For me, Britain has been a wonderful country to immigrate to. It is far more welcoming than France or Germany.

Summary

Posted 2 June 2018

"Reform Magazine" is the magazine of The United Reformed Church.

One of their team recently emailed the Conservative Muslim Forum asking if someone could submit a 400-word response to the question "Is Britain unwelcoming?" They wanted four respondents for their article, and were seeking a perspective from a Muslim.

The answer I submitted is reproduced in full below. You can read about 75% of the text of each response in "A good question: Is Britain unwelcoming?" on the Reform Magazine website. (For the full text, you need to subscribe!)

I learned over a decade ago from Anthony Robbins that the starting point with any question of this type (e.g. "Is food X good to eat?") should be to respond with "Compared to what?" That is why I made a point of comparing the UK's performance with Germany and France.

Is Britain unwelcoming?

Mohammed Amin MBE is Chairman of the Conservative Muslim Forum. He is writing in a personal capacity.

I came here as a toddler in 1952 and millions have immigrated after me in subsequent years to make our lives in the UK.

While traditional Britons have a reputation for being reserved, and not speaking to strangers unless someone has introduced them, I have never found Britain unwelcoming. As a country we can be proud of our record in receiving and integrating people of different faiths and ethnicities. We have certainly done it far better than two of our neighbours, France and Germany

There are two key reasons why the UK has been able to welcome people so well.

Our country’s concept of citizenship is fundamentally civic, rather than ethnic or linguistic. This may come from having long established ethnic and linguistic minorities such as the Welsh, the Scots, the Cornish, and the Irish for example. In comparison, until recently “guest worker” immigrants to Germany were denied the right to become citizens, because a German was seen exclusively as someone descended from the Teutonic tribes.

Secondly, we have an established church, the Church of England, which has seen its role as acting as an umbrella for all faiths. Accordingly, Britain understands the importance of religious faith far better than an aggressively secular country such as France. I am a Muslim, and from the beginning the law has accommodated the need of Muslims to have meat slaughtered in a halal way, the desire to build mosques and establish religious schools, and the desire of some Muslim women to wear particular religious clothing.

The Government has long understood the need for integration, the importance of outlawing discrimination on grounds of race or religion, and has sought to make our society more cohesive.

The consequence is that immigrants to Britain have been able to integrate into British society, rather than being marginalised as French Arabs have been in the banlieues.

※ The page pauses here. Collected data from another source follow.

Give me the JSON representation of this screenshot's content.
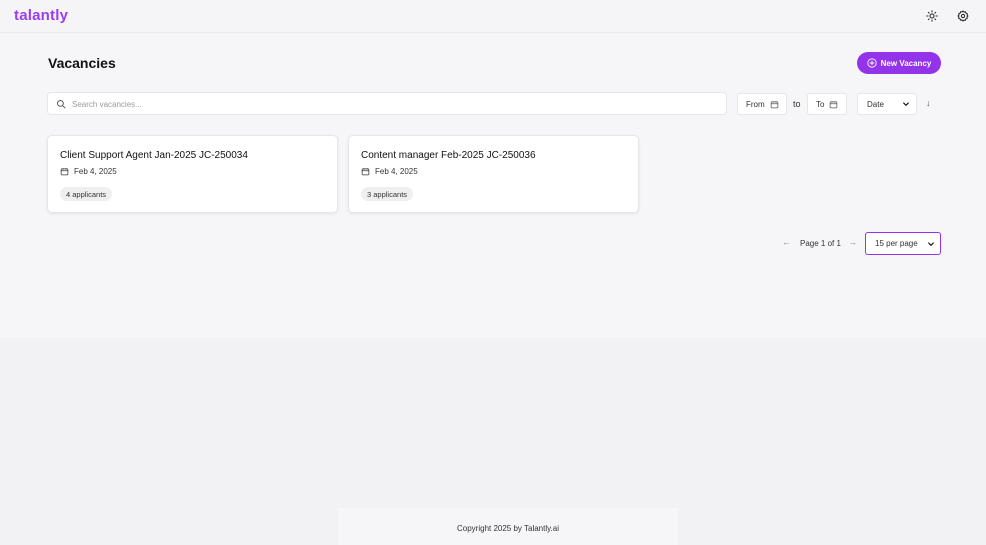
{
  "header": {
    "logo": "talantly",
    "theme_icon": "sun-icon",
    "settings_icon": "gear-icon"
  },
  "page": {
    "title": "Vacancies",
    "new_button_label": "New Vacancy"
  },
  "filters": {
    "search_placeholder": "Search vacancies...",
    "from_label": "From",
    "to_separator": "to",
    "to_label": "To",
    "sort_value": "Date",
    "sort_direction_icon": "↓"
  },
  "vacancies": [
    {
      "title": "Client Support Agent Jan-2025 JC-250034",
      "date": "Feb 4, 2025",
      "applicants": "4 applicants"
    },
    {
      "title": "Content manager Feb-2025 JC-250036",
      "date": "Feb 4, 2025",
      "applicants": "3 applicants"
    }
  ],
  "pagination": {
    "prev": "←",
    "label": "Page 1 of 1",
    "next": "→",
    "per_page": "15 per page"
  },
  "footer": {
    "copyright": "Copyright 2025 by Talantly.ai"
  },
  "colors": {
    "accent": "#9333ea",
    "logo": "#9b3cf0"
  }
}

At a purely personal level, the British state made it possible for me to attend grammar school despite living in a Manchester slum, and to go on from there to Cambridge University.

The overall national result has been a steady, measurable decline in racial intolerance, and a steady rise in marriages between people of different ethnic and religious backgrounds, to the extent that today they are no longer regarded as unusual. These include several in my own family.